以feign为例,自动配置类为TraceFeignClientAutoConfiguration。该类定义了切面类TraceFeignAspect,将feign.Client对象以TraceFeignObjectWrapper包装,代码如下:
# spring-cloud-sleuth-instrumentation-3.1.0.jar!/org.springframework.cloud.sleuth.instrument.web.client.feign.TraceFeignObjectWrapper
Object wrap(Object bean) {
if (bean instanceof Client && !(bean instanceof TracingFeignClient)
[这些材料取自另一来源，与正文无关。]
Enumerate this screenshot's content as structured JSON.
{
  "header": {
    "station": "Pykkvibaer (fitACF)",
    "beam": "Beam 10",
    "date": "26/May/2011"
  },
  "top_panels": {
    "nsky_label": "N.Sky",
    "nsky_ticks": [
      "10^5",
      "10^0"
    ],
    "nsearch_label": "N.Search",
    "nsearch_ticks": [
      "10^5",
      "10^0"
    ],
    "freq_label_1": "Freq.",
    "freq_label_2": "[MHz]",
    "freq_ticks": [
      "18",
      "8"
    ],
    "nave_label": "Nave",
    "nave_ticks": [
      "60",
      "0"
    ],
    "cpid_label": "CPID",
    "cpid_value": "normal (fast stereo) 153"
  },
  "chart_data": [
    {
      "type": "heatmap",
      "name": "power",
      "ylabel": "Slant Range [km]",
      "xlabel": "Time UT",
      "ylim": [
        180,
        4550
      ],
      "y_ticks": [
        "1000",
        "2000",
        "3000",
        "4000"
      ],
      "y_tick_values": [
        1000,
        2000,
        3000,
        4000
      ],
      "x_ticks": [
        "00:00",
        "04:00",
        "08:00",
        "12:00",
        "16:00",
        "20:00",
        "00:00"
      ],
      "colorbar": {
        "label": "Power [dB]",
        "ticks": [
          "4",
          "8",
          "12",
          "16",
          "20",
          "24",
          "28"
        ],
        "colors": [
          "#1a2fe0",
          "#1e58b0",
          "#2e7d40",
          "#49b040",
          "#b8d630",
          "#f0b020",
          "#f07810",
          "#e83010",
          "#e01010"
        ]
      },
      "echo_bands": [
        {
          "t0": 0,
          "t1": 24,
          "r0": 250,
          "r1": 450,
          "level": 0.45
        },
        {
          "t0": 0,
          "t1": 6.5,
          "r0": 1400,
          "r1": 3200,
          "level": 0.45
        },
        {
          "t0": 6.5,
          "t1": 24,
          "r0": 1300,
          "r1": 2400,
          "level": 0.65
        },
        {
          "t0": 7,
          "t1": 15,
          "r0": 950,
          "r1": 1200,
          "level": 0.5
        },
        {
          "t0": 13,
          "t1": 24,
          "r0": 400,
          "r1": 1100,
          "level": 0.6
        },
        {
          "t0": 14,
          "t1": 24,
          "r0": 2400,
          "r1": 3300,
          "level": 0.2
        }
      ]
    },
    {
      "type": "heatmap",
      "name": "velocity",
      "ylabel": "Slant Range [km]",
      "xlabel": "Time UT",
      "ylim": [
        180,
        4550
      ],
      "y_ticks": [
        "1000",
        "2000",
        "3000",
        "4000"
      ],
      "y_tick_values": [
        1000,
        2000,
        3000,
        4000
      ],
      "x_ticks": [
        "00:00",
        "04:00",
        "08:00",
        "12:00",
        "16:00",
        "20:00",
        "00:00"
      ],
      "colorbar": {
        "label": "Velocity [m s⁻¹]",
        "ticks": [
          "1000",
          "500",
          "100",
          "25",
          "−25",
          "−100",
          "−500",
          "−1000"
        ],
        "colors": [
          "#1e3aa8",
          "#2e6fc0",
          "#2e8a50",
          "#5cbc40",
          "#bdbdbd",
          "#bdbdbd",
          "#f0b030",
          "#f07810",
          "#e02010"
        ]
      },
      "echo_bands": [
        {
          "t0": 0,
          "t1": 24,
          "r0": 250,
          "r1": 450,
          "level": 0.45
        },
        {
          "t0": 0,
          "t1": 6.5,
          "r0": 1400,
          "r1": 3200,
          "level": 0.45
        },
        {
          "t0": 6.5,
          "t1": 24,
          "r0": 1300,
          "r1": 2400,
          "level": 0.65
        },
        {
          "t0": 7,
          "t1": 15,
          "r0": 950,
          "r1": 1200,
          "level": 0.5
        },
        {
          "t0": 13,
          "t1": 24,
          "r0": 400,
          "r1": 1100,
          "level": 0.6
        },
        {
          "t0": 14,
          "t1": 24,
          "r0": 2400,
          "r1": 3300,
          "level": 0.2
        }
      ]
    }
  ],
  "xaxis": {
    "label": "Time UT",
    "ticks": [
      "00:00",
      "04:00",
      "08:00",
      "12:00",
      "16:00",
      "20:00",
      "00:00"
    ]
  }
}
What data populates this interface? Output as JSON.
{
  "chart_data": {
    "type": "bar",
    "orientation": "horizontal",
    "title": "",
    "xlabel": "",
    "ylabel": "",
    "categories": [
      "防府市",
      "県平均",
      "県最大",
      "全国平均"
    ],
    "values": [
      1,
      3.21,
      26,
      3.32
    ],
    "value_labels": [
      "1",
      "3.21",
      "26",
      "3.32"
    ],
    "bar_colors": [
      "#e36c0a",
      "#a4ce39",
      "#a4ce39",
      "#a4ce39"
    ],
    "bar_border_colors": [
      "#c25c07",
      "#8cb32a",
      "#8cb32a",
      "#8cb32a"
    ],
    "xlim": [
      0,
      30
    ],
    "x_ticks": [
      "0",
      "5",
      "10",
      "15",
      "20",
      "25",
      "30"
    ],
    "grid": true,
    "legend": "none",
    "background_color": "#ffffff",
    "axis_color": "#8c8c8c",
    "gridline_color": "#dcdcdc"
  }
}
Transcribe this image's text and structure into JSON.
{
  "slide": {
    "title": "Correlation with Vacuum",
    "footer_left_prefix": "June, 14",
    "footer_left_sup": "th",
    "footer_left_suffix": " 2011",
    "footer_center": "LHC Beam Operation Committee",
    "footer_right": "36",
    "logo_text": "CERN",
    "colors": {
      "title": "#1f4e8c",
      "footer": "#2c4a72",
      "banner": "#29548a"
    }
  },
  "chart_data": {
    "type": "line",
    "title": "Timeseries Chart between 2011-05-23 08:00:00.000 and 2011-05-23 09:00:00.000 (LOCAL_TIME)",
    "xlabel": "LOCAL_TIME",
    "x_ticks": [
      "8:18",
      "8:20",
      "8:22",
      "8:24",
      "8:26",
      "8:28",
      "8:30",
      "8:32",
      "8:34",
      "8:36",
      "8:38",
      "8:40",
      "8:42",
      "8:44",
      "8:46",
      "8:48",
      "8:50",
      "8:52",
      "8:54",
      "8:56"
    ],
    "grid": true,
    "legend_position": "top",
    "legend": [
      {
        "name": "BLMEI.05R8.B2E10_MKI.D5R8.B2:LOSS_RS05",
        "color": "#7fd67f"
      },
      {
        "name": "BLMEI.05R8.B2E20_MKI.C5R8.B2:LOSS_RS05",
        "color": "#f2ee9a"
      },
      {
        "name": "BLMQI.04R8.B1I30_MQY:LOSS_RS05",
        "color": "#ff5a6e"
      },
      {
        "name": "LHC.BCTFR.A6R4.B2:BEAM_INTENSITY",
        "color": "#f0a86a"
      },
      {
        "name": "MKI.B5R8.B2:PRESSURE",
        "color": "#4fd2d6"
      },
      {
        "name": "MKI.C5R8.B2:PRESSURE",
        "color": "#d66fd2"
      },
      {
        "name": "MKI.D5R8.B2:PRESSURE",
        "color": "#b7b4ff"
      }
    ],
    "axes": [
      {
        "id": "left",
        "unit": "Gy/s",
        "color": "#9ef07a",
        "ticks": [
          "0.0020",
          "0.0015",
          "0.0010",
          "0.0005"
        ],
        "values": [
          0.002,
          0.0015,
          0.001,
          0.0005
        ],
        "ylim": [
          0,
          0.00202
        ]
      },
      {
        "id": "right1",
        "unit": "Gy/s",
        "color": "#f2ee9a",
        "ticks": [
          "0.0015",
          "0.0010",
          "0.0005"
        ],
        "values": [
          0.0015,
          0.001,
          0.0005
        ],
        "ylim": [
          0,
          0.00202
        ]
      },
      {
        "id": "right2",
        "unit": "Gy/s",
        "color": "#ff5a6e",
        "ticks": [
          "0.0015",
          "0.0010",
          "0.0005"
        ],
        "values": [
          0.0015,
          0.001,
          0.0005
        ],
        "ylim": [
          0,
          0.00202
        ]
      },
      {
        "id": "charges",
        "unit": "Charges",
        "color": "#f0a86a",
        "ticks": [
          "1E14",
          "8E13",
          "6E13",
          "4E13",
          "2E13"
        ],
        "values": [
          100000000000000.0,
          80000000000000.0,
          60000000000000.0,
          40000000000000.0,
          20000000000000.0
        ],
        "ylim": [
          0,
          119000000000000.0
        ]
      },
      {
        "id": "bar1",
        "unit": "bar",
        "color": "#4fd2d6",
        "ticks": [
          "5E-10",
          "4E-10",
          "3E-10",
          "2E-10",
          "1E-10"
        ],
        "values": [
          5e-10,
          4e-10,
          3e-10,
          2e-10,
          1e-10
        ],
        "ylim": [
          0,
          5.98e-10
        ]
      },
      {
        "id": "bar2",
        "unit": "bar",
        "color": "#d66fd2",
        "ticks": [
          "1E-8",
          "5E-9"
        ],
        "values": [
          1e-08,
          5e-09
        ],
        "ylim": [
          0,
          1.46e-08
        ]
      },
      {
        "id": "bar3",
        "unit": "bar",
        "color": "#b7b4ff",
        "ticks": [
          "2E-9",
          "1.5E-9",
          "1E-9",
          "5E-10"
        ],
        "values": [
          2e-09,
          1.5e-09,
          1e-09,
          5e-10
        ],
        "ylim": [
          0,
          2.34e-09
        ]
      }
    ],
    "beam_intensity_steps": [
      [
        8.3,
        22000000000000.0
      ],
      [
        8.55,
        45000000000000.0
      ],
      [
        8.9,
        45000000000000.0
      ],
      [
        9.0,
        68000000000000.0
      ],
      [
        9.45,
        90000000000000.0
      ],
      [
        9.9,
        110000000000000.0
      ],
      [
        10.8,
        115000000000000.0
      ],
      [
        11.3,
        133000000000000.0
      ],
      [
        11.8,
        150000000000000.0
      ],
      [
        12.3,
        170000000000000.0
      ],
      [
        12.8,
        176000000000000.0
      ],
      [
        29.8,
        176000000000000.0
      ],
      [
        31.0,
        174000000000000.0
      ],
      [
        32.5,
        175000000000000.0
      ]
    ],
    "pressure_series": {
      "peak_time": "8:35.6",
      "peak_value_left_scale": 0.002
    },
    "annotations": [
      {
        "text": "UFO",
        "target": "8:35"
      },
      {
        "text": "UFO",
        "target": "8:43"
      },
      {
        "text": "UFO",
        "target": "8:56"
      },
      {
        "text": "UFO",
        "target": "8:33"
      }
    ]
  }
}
&& !(bean instanceof LazyTracingFeignClient)) {
if (loadBalancerPresent && bean instanceof FeignBlockingLoadBalancerClient
&& !(bean instanceof TraceFeignBlockingLoadBalancerClient)) {// 1. 阻塞时的feign负载均衡存在,且该bean未被TraceFeignObjectWrapper处理时
return instrumentedFeignLoadBalancerClient(bean);
}
if (loadBalancerPresent && bean instanceof RetryableFeignBlockingLoadBalancerClient
&& !(bean instanceof TraceRetryableFeignBlockingLoadBalancerClient)) {
return instrumentedRetryableFeignLoadBalancerClient(bean);
}
return new LazyTracingFeignClient(this.beanFactory, (Client) bean); // 2. 普通的feign.Client,返回包装的TracingFeignClient
}
return this.traceFeignBuilderBeanPostProcessor.postProcessAfterInitialization(bean, null); // 使用TraceFeignBuilderBeanPostProcessor处理Feign.Builder(实质仍是在获取Client前使用TraceFeignObjectWrapper返回包装的Client)
}
private Object instrumentedFeignLoadBalancerClient(Object bean) {
if (AopUtils.getTargetClass(bean).equals(FeignBlockingLoadBalancerClient.class)) {
FeignBlockingLoadBalancerClient client = ProxyUtils.getTargetObject(bean); // 1.1 已经经过AOP处理的FeignBlockingLoadBalancerClient,获得真实对象
return new TraceFeignBlockingLoadBalancerClient( // 1.1 将FeignBlockingLoadBalancerClient的delegate作为Client包装,再包装成支持负载均衡的TraceFeignBlockingLoadBalancerClient
(Client) new TraceFeignObjectWrapper(this.beanFactory).wrap(client.getDelegate()),
(LoadBalancerClient) loadBalancerClient(), loadBalancerProperties(),
(LoadBalancerClientFactory) loadBalancerClientFactory(), this.beanFactory);
}
else {
FeignBlockingLoadBalancerClient client = ProxyUtils.getTargetObject(bean);
try {
Field delegate = FeignBlockingLoadBalancerClient.class.getDeclaredField(DELEGATE);
delegate.setAccessible(true);
delegate.set(client, new TraceFeignObjectWrapper(this.beanFactory).wrap(client.getDelegate()));
}
catch (NoSuchFieldException | IllegalArgumentException | IllegalAccessException | SecurityException e) {
log.warn(EXCEPTION_WARNING, e);
}
return new TraceFeignBlockingLoadBalancerClient(client, (LoadBalancerClient) loadBalancerClient(),
loadBalancerProperties(), (LoadBalancerClientFactory) loadBalancerClientFactory(),
this.beanFactory);
}
}
了解spring-cloud-loadbalancer或ribbon机制的一定了解,请求先被负载均衡处理,那么先看TraceFeignBlockingLoadBalancerClient。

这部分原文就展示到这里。